41 Vor diesem Hintergrund besteht für die Kläger in keinem Landesteil von El Salvador eine inländische Schutzalternative, in welcher sie keiner tatsächlichen Gefahr eines ernsthaften Schadens ausgesetzt wären. El Salvador ist ein kleines zentralamerikanisches Land, wobei die Jugendbanden in 247 von 262 Gemeinden präsent sind (vgl. IDMC, a.a.O., S. 19). Die Kontrolle der Jugendbanden, die eng miteinander vernetzt sind, erstreckt sich dabei über das gesamte Staatsgebiet (vgl. Auswärtiges Amt, Auskunft vom 6. April 2018, a.a.O., S. 2 und 2. Oktober 2018, a.a.O., S. 8). Die Jugendbanden verfügen über umfangreiche Aufzeichnungen von Familien, Einzelpersonen und Unternehmen. Private Sicherheitsdienste können sich die Opfer in der Regel aus finanziellen Gründen nicht leisten (vgl. Auswärtiges Amt, Auskunft vom 2. Oktober 2018, a.a.O., S. 6). Zudem müssten die Kläger – unterstellt sie könnten sich einen privaten Sicherheitsdienst finanziell leisten – den Ort, den der Sicherheitsdienst bewacht, sicher erreichen können. Dies ist jedoch ausgeschlossen, da die Jugendbanden landesweit agieren und es Geld oder das Leben kosten kann, die seitens der Jugendbanden gesetzten Territorialgrenzen zu überschreiten (vgl. Auswärtiges Amt, a.a.O., S. 9). Zudem werden neuzugezogene Familien sofort durch die im betreffenden Gebiet agierenden Jugendbanden „überprüft“ (vgl. Auswärtiges Amt, a.a.O., S. 8).
42 Letztlich ist zu beachten, dass die Beklagte im Jahr 2018 in einer Vielzahl von Fällen – bei denen übereinstimmend der gleichlautende Vortrag einer individuellen Bedrohung durch die salvadorianischen Banden und eine daraus resultierende persönliche Gefahr mit fehlender Sicherheit zugrunde gelegt wurde – im gerichtlichen Verfahren vor der erkennenden Kammer abgeholfen und subsidiären Schutz gewährt hat (vgl. u.a. im Verfahren vor dem Verwaltungsgericht Trier 10 K 11685/17.TR, 10 K 9785/17.TR, 10 K 14914/17.TR, 10 K 5480/17.TR, 10 K 10273/17, 10 K 10358/17.TR). Nicht erkennbar ist, warum die Beklagte nunmehr bei gleichbleibender Erkenntnismittellage und vergleichbarem Vortrag zu einem anderen Ergebnis gelangt.

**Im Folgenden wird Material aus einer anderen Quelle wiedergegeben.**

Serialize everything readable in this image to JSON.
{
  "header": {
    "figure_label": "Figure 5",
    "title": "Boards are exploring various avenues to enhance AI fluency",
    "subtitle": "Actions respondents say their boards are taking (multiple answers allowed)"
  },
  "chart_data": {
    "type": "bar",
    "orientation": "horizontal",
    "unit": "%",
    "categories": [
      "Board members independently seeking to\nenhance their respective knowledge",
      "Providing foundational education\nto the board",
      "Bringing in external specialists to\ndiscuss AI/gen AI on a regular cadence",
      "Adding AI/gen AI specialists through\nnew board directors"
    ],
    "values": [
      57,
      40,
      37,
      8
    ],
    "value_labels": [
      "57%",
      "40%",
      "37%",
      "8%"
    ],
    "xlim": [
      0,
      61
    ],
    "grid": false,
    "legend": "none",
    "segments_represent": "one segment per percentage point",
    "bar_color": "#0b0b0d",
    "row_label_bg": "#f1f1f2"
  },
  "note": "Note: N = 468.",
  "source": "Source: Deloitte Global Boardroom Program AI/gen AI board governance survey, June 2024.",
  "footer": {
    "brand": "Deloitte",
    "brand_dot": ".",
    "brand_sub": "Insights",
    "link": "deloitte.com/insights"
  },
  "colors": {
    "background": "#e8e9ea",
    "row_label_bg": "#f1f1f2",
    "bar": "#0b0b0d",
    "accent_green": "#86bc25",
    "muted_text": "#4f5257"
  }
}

43 Nach alledem ist den Klägern der subsidiäre Schutzstatus zu gewähren. Der unter Ziffern 3 und 4 des Bescheides getroffene Ausspruch kann daher keinen Bestand haben und ist aufzuheben. Ferner kann vor diesem Hintergrund weder die Abschiebungsandrohung in Ziffer 5 (§ 34 Abs. 1 S. 1 Nr. 2 AsylG i.V.m. §§ 59, 60 Abs. 10 AufenthG) noch die Entscheidung über das Einreise- und Aufenthaltsverbot in Ziffer 6 (§ 75 Nr. 12, § 11 Abs. 1 und Abs. 2 AufenthG) Bestand haben.

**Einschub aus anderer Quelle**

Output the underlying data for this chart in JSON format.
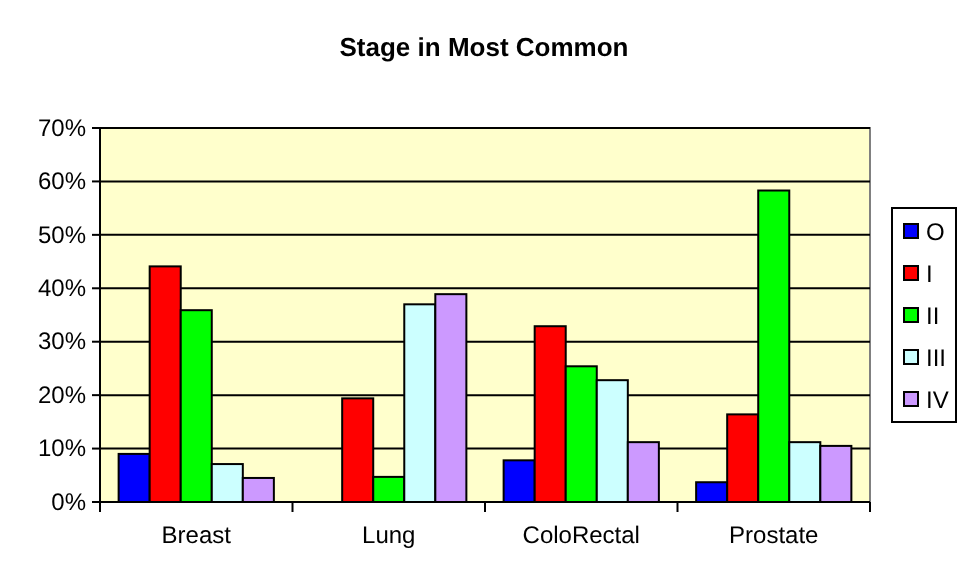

44 Die Kostenentscheidung folgt aus § 154 Abs. 1 VwGO. Gerichtskosten werden gemäß § 83b AsylG nicht erhoben. Die Entscheidung über die vorläufige Vollstreckbarkeit des Urteils hinsichtlich der Kosten findet ihre Rechtsgrundlage in §§ 167 VwGO, 708 Nr. 11, 711 der Zivilprozessordnung – ZPO –.